Today, the Supreme Court of the United States agreed to hear the case of Sheetz v. El Dorado County! Back in June, Mountain States along with our friends at the Texas Public Policy Foundation, the NFIB Small Business Legal Center, the Manhattan Institute, and the Southeastern Legal Foundation filed an amici curiae brief urging the Supreme Court to do exactly that. We are one step closer to justice for George Sheetz because of the Supreme Court’s decision, influenced in part by our efforts in June.
George’s Battle
George Sheetz is doing legal battle with the County of El Dorado, California in a case that centers on the Fifth Amendment to the US Constitution. In that part of the Bill of Rights is a specific provision called the “Takings Clause,” which prohibits governments from taking private property for public use without just compensation. Many people are familiar with the concept of “eminent domain,” where the government can require you to sell your property to the government so that the government can use the property for things such as public highways. If there is a public use for land, the public must pay private citizens a fair value.
However, the Takings Clause is much more than that. This important part of our supreme law forbids government entities—like a county in California—from shunting the costs of some expensive government project onto specific and unwilling individuals.
Normally, when a government wants to finance a project, it has to raise taxes or incur debt. But often, the government’s constituents do not want to pay for those projects, and the government decision-makers worry that they will be thrown out of office.

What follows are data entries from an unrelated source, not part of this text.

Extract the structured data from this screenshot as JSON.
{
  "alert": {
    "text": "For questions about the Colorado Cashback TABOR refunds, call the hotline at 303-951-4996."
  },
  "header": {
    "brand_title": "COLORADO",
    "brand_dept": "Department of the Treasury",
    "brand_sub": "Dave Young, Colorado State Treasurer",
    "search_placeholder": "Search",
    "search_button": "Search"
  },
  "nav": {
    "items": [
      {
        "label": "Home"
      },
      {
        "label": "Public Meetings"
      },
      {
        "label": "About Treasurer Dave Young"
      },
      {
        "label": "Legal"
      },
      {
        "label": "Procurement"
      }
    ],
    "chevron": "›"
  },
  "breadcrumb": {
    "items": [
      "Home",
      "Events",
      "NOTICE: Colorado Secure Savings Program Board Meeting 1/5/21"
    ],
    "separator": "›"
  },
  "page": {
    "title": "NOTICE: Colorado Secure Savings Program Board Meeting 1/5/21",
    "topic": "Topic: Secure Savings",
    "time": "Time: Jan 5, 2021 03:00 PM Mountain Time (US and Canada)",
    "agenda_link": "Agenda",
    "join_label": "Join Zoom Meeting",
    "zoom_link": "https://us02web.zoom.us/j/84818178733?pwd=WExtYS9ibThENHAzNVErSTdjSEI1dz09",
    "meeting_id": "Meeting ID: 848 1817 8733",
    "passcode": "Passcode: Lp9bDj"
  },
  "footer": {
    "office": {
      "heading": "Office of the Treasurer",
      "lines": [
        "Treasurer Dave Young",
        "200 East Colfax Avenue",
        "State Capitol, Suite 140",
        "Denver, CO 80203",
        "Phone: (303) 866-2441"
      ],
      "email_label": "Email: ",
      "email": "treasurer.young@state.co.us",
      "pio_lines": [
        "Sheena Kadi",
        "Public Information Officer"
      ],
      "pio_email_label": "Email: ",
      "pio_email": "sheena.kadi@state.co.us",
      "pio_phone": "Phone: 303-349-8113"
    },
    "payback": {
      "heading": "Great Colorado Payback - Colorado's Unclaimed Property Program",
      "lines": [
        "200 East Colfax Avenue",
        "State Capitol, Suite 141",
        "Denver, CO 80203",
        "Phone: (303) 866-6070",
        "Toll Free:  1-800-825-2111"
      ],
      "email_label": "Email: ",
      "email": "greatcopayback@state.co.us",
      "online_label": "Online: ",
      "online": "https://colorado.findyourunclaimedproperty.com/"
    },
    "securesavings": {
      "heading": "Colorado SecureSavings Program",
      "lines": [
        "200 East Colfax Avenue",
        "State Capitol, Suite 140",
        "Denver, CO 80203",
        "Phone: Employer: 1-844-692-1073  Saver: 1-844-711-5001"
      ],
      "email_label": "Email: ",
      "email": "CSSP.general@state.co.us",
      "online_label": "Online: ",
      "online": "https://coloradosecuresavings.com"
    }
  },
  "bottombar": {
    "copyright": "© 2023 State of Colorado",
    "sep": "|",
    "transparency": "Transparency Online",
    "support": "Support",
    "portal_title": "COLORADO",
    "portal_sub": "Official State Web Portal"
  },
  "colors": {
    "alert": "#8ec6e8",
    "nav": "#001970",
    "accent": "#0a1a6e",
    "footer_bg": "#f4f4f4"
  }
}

Facing those prospects, many local governments have craftily devised ways to raise money without such politically undesirable solutions. What they do is force “exactions” onto prospective land developers—such as George—as a condition of receiving a required government building permit. As an example, if a company wants to construct an office building on the west side of town, the city might force an exaction and require the company to for completely unrelated construction of a playground on the east side of town. In any other context, we’d call this kind of practice “extortion.”
Government Runaround
The Supreme Court thought it put an end to this practice thirty years ago when it held that any such exaction must be significantly related to off-setting the harm that construction that the prospective land developer might actually cause. That is, if a new parking garage is paved over a grassy lot, the owner of garage must pay for the expansion of nearby stormwater runoff infrastructure, as the now-missing soil can no longer absorb the rain.
That would be sensible, but local governments have spent the last three decades working around and exploiting a perceived loophole in the Supreme Court’s decisions. They argue the Supreme Court only banned the practice of exaction when it was an administrative agency—that is, the regulators—violating people’s rights, not when it’s done by lawmakers like a city council or county commission.
One Step Closer
George Sheetz is dealing with that flawed argument today. He wants to build a single-family residence on his property in Placerville, California. The County of El Dorado, however, attempted to charge him a whopping $23,420 under the pretext of a “traffic impact mitigation fee.” Supposedly, his new home with his one car would so dramatically affect traffic the one or two times per day he leaves the house that the county thought it appropriate to charge him over twenty grand for it.
The Supreme Court agreeing to hear George’s case is a testament to how important the right to property is. When local governments can extract money from their citizens in unfair manners and in violation of the Constitution, we risk a subversion of the rule of law. It is time to end exactions, especially when they amount to no more than extortion, and restore the right to property for George and every American at all levels of government.